Dürr weiht 65-Millionen-Neubau ein

Bietigheim-Bissingen – Der Maschinen- und Anlagebaukonzern Dürr AG hat sich im Juli von der Landeshauptstadt Stuttgart verabschiedet und seine Zentrale nach Bietigheim-Bissingen verlegt. Dort wurde der neue Dürr-Campus gestern vor über 200 Gästen aus Politik und Wirtschaft offiziell eingeweiht.

In den Campus hat Dürr 65 Millionen Euro investiert. Neben dem neuen Bürokomplex mit fast 40 000 Quadratmetern Nutzfläche, wurde eine neue Logistikhalle gebaut und das bestehende Technologie- und Forschungszentrum erweitert. Das sei nun das größte Entwicklungszentrum für Lackier- und Montageverfahren weltweit, sagte Pressesprecher Günter Dielmann.

Wie wichtig der Stadt diese Ansiedlung ist, machte Oberbürgermeister Jürgen Kessing ganz praktisch klar.
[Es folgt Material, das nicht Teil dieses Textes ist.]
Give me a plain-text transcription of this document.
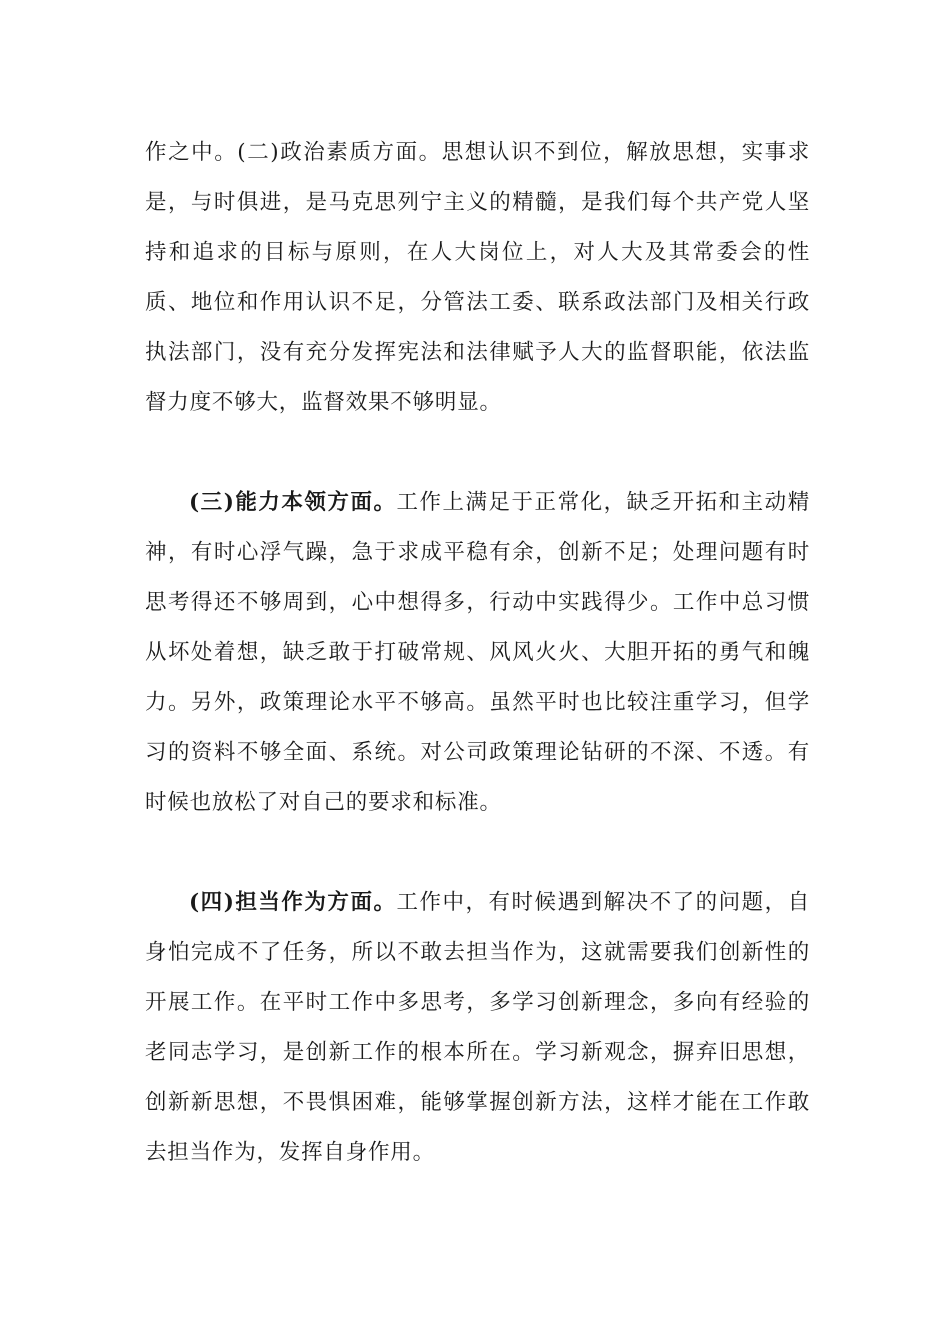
作之中。(二)政治素质方面。思想认识不到位，解放思想，实事求是，与时俱进，是马克思列宁主义的精髓，是我们每个共产党人坚持和追求的目标与原则，在人大岗位上，对人大及其常委会的性质、地位和作用认识不足，分管法工委、联系政法部门及相关行政执法部门，没有充分发挥宪法和法律赋予人大的监督职能，依法监督力度不够大，监督效果不够明显。

(三)能力本领方面。工作上满足于正常化，缺乏开拓和主动精神，有时心浮气躁，急于求成平稳有余，创新不足；处理问题有时思考得还不够周到，心中想得多，行动中实践得少。工作中总习惯从坏处着想，缺乏敢于打破常规、风风火火、大胆开拓的勇气和魄力。另外，政策理论水平不够高。虽然平时也比较注重学习，但学习的资料不够全面、系统。对公司政策理论钻研的不深、不透。有时候也放松了对自己的要求和标准。

(四)担当作为方面。工作中，有时候遇到解决不了的问题，自身怕完成不了任务，所以不敢去担当作为，这就需要我们创新性的开展工作。在平时工作中多思考，多学习创新理念，多向有经验的老同志学习，是创新工作的根本所在。学习新观念，摒弃旧思想，创新新思想，不畏惧困难，能够掌握创新方法，这样才能在工作敢去担当作为，发挥自身作用。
Er griff die Bitte von Vorstandschef Rolf Dieter sofort auf, die Ampelschaltung an der Porsche-Kreuzung doch zu verändern, um die täglichen Staus für die 900 zusätzlichen Dürr-Mitarbeiter zu verkürzen, die nun in Bietigheim-Bissingen arbeiten. „Nächste Woche wird die Ampelanlage umgestellt“ versprach Kessing.

Von Bündelung an einem Standort und dem Campus-Neubau verspricht sich Dürr eine Effizienzsteigerung, weil die Wege zwischen den Mitarbeitern kürzer und die Kommunikation einfacher werde. Das wurde auch beim architektonischen Entwurf berücksichtigt. So gibt es auf allen Ebenen sogenannte „Meetingpoints“, an denen sich Mitarbeiter bei Kaffee oder Mineralwasser zwanglos zum Erfahrungsaustausch treffen oder formelle Kurzbesprechungen durchführen können. Und die Außenanlagen und die begrünten Innenhöfe wurden so gestaltet, dass Dürr-Mitarbeiter ihren Arbeitsplatz im Sommer bei schönen Wetter ins Freie verlagern können.

„Wenn wir durch den Campus die Kreativität, Motivation und Produktivität unserer Mitarbeiter nur um rund zehn Prozent steigern, macht sich diese Investition bereits in fünf Jahren komplett bezahlt, sagte Finanzvorstand Ralph Heuwing. Und diese Marke hält er für machbar.

Auch beim Umweltbewusstsein will Dürr mit der neuen Konzernzentrale Zeichen setzen. Mit energiesparender Bauweise und der Kombination mehrere regenerativer Energiequellen, wie Solarstrom oder Erdwärme senke der neue Campus die Energiekosten um 50 Prozent. Das bedeute pro Jahr eine Einsparung von 300 000 Euro, so Heuwing. Der Kohlendioxid-Ausstoß werde sogar um 60 Prozent reduziert.

Den bisherigen Standort in Zuffenhausen hat der dortige Nachbar und Dürr-Kunde Porsche übernommen. Der Sportwagenhersteller errichtet dort eine neue Lackiererei (wir berichteten). Für deren Bau habe wiederum Dürr den Zuschlag bekommen, sagte Dieter. Man habe aber darum hart ringen müssen.

Ministerpräsident Günther Oettinger (CDU) lobte die Standorttreue des Konzerns und dessen Innovationskraft, forderte aber gleichzeitig zu verstärkten Anstrengungen in Forschung und Entwicklung, um den Standort Baden-Württemberg zu sichern. „Die jetzige Generation muss so innovativ und neugierig sein, wie die Gründergeneration von Dürr und Bosch“, sagte er.

Die dritte Dürr-Generation in Gestalt von Hauptaktionär und Aufsichtsratschef Heinz Dürr, hat aber klare Forderungen an die Politik, damit die Innovation erhalten bleibt: Zinsgünstige Kredite für Forschung und Entwicklung und Änderungen bei der Unternehmensbesteuerung.

Und auch an die neuen Heimatkommune seines Unternehmens hat Dürr eine Forderung, wenn auch nur augenzwinkernd: Bietigheim-Bissingen, das sei doch viel zu lang. Über den Namen müsse man nochmal reden, meinte er an Oberbürgermeister Kessing gewandt. Doch da gab es kein sofortiges Entgegenkommen.